SPD-Wahlkampf in Bayern: Die 2-Tassen-Gesellschaft

Florian Pronold ist Vorsitzender der Bayern-SPD und soll sie wieder zu Stolz und Stärke führen. Doch statt Bierzelte kann er nur dunkle Hinterzimmer füllen. Ein Lokaltermin.

Bayerns Sozialdemokraten fehlt das Spitzenpersonal. "Alle unsere Koryphäen treten ab", so Pronold. : dpa

REGENSBURG taz | Niemand stellt das Dudeln ab. Die bayerische SPD will sich an diesem Morgen im Regensburger Kolpinghaus stark und angriffslustig zeigen. Aber aus einem Lautsprecher rieselt wie Schlafsand seichte Fahrstuhlmusik. Vor braungrau vertäfelten Hinterzimmerwänden sitzen drei Journalisten, drei SPD-Helfer, zwei SPD-Kandidaten, ein SPD-Bürgermeister und ein SPD-Landesvorsitzender.

Die Sozialdemokraten wollen aufrütteln, die Bürger warnen, vor der unsozialen Finanzpolitik, die ihnen droht, sollten sie in zweieinhalb Wochen nicht SPD, sondern etwa die CSU oder die FDP wählen. "Aktionstag der SPD zur 2-Tassen-Gesellschaft von Schwarz-Gelb", steht auf der Einladung. Was das bedeuten soll? Die SPDler schauen betroffen. Der Titel spiele auf ein neues Wahlkampfplakat an, mit zwei Tassen darauf, sagt einer. Man habe nur leider vergessen, das Plakat mitzubringen.

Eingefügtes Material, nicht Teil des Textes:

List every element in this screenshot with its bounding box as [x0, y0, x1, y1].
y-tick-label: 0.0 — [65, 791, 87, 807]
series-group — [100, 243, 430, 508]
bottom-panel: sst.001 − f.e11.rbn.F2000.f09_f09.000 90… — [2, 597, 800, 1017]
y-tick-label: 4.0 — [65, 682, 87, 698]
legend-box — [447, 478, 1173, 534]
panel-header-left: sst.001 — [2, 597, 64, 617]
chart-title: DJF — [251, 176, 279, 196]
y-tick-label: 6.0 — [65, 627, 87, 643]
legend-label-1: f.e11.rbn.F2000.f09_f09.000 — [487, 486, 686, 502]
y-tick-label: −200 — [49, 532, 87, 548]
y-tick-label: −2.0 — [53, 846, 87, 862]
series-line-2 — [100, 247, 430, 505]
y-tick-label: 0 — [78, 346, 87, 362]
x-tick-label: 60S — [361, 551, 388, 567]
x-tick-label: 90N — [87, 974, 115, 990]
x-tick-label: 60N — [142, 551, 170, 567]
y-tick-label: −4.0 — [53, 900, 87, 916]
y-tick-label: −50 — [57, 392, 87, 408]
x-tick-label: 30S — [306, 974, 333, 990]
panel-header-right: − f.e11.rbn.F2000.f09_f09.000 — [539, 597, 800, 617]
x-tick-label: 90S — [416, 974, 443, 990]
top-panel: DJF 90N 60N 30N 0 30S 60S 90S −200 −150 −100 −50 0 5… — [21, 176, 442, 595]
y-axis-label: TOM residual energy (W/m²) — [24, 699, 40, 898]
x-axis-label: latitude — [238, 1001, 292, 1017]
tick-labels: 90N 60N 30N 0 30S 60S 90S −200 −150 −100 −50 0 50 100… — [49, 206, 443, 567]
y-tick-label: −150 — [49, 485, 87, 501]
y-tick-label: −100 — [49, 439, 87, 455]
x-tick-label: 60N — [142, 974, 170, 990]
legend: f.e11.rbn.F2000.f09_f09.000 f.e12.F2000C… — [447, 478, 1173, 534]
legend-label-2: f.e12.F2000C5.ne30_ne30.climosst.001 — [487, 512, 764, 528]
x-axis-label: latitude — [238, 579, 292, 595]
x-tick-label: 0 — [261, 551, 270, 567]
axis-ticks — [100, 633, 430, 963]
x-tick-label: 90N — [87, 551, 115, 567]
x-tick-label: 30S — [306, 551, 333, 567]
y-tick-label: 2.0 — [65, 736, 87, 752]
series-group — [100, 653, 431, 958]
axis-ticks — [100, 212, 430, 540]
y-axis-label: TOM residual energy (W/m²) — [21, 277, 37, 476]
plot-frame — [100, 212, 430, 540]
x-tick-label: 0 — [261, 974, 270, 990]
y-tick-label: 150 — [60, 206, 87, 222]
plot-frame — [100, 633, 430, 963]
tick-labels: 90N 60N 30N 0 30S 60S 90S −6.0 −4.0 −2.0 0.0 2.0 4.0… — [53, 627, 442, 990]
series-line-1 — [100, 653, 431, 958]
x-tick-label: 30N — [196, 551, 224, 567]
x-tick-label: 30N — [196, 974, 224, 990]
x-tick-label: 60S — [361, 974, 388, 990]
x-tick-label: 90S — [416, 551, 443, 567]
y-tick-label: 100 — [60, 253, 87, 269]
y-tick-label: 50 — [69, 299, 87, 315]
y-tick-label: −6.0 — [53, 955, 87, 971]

So muss Florian Pronold, der Landeschef, die Stimmung heben. Er spricht in Sätzen, die Bierzelte füllen könnten. "Wenn im Herbst die neue Ausgabe des Duden erscheint", sagt er, "und man schlägt unter Lügner nach, dann wird man dort die Steigerungsform finden: Pinocchio, Münchhausen, Seehofer." Die kernigen Sprüche verhallen im Hinterzimmer, in der Dudel-Musik. Wieder einmal wirkt Bayerns SPD weder kräftig noch siegessicher, sondern unbeholfen und trist.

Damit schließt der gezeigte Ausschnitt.